Researchers have pegged the planet Saturn's rings' age at no more than 400 million years old, potentially answering a question that has boggled scientists for well over a century.
The study, led by physicist Sascha Kempf at the University of Colorado Boulder, US, said that it has delivered the strongest evidence yet that Saturn's rings are remarkably young, much younger than Saturn itself, which is about 4.5 billion years old.
The researchers arrived at this answer by studying tiny grains of rocky material washing through the Earth's solar system on an almost constant basis. In some cases, they said, this flux can leave behind a thin layer of dust on planetary bodies, including on the ice that makes up Saturn's rings.
In this study, Kempf and his colleagues set out to date these rings by studying how rapidly this layer of dust builds up.
"Think about the rings like the carpet in your house," Kempf said. "If you have a clean carpet laid out, you just have to wait. Dust will settle on your carpet. The same is true for the rings."

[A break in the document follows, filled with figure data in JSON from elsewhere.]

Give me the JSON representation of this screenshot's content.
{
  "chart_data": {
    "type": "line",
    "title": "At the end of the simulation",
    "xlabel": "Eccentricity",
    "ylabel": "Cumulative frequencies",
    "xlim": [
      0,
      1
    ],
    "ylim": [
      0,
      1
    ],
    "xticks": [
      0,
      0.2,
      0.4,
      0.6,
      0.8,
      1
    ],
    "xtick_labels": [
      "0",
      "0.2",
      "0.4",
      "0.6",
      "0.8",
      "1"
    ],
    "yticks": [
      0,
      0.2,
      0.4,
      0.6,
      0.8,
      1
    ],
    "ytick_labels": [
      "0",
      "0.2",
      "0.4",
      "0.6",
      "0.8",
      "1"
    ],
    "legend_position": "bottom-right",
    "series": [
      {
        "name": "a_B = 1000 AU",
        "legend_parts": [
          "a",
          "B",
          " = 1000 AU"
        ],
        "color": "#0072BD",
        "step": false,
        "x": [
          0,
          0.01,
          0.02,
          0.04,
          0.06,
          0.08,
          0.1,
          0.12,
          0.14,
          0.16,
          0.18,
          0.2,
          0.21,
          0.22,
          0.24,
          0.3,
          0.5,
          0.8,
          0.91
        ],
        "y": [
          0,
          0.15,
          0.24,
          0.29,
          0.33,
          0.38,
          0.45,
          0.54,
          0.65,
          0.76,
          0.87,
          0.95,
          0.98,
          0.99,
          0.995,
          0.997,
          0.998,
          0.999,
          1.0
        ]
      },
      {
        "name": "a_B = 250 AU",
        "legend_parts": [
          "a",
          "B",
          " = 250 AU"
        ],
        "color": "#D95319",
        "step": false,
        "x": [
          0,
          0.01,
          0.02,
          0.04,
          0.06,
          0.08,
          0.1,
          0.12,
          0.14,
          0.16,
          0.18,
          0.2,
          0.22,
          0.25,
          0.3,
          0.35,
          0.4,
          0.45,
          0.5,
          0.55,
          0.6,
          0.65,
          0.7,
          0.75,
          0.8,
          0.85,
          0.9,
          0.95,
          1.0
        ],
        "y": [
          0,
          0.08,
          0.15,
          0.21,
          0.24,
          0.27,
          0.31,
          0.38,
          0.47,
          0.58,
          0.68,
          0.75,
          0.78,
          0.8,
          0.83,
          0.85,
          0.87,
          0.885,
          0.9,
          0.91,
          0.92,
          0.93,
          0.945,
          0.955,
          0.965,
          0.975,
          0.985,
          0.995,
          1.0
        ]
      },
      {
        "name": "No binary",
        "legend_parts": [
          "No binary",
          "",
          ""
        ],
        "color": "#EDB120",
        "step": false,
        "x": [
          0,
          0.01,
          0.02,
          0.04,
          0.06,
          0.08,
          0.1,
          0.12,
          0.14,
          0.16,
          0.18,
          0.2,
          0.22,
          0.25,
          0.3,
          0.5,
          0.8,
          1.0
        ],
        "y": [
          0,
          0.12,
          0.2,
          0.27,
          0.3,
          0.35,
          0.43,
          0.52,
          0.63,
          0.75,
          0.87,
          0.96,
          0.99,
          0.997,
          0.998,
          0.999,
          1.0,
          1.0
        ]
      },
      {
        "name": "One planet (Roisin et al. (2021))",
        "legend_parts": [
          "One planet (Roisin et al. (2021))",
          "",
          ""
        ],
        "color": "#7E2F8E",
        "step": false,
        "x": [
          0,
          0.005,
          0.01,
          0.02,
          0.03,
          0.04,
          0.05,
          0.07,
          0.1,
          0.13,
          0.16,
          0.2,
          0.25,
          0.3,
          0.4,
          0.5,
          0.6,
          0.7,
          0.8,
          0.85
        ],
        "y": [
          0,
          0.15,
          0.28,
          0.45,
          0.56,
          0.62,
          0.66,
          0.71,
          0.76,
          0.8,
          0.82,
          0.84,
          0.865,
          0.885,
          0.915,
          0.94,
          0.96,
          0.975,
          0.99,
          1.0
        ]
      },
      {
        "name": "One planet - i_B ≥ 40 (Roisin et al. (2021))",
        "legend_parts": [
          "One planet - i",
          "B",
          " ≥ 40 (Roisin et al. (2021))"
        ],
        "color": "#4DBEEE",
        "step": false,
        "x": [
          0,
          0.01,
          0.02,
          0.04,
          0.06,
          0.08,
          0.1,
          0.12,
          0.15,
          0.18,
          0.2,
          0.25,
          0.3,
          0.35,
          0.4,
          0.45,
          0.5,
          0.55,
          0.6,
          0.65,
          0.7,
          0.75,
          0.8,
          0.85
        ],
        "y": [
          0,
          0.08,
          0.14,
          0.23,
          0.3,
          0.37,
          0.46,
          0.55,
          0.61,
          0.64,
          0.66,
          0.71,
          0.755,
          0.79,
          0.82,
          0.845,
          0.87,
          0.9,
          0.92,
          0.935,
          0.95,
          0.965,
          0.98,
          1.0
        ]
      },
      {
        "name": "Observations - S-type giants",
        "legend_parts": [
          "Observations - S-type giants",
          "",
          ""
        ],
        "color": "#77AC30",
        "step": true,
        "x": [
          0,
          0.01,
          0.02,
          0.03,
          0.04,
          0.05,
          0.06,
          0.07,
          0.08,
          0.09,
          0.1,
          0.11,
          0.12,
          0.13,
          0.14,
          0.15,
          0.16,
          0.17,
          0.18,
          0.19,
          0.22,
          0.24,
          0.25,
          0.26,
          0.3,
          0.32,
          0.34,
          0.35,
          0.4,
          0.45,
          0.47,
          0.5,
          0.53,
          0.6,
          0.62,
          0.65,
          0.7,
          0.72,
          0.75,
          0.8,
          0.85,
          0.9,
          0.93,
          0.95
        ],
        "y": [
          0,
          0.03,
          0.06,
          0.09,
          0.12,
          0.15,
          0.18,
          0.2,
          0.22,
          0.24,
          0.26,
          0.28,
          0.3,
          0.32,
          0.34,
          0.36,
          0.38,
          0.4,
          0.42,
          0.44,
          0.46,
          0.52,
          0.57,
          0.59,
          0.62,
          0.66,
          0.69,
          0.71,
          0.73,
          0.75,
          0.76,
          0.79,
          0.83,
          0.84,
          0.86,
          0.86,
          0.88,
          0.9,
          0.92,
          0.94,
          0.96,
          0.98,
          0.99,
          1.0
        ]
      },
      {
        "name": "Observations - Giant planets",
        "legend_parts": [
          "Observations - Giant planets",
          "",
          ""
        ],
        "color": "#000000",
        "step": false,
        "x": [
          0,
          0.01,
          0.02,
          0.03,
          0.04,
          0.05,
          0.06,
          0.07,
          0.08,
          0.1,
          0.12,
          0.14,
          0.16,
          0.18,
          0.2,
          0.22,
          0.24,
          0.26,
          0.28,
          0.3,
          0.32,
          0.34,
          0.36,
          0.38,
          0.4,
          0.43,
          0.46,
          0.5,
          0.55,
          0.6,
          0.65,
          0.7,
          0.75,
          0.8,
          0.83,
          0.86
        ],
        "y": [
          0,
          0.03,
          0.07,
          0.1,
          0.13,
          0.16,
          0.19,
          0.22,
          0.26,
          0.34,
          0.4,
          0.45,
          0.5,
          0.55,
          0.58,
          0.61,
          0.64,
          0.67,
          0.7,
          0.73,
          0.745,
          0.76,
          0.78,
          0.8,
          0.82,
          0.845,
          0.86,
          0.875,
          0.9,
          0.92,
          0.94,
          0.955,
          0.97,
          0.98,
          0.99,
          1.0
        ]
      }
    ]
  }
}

Terming the process "ardous", the team, from 2004 to 2017, used an instrument called the Cosmic Dust Analyzer aboard US's NASA's late Cassini spacecraft to analyse specks of dust flying around Saturn.
Based on calculations on the 163 grains collected over those 13 years, all of which had originated from beyond the planet's close neighbourhood, Saturn's rings have likely been gathering dust for only a few hundred million years.
The planet's rings, on the other hand, are new phenomena, the researchers said, arising, and potentially even disappearing, in what amounts to a blink of an eye in cosmic terms.
"We still don't know how these rings formed in the first place," said Kempf.
Today, scientists know that Saturn hosts seven rings comprised of countless chunks of ice, most no bigger than a boulder on Earth. Altogether, this ice weighs about half as much as Saturn's moon Mimas and stretches nearly 2.8 lakh kilometres from the planet's surface.
The idea and the assumption which most 20th century scientists had that the rings likely formed at the same time as Saturn raised a few issues, namely that Saturn's rings are sparkling clean, Kempf said.
Observations suggest that these features are made up of roughly 98 per cent pure water ice by volume, with only a tiny amount of rocky matter.
"It's almost impossible to end up with something so clean," Kempf said.
The spacecraft Cassini first arrived at Saturn in 2004 and collected data until it purposefully crashed into the planet's atmosphere in 2017. The Cosmic Dust Analyzer, which was shaped a bit like a bucket, scooped up small particles as they whizzed by.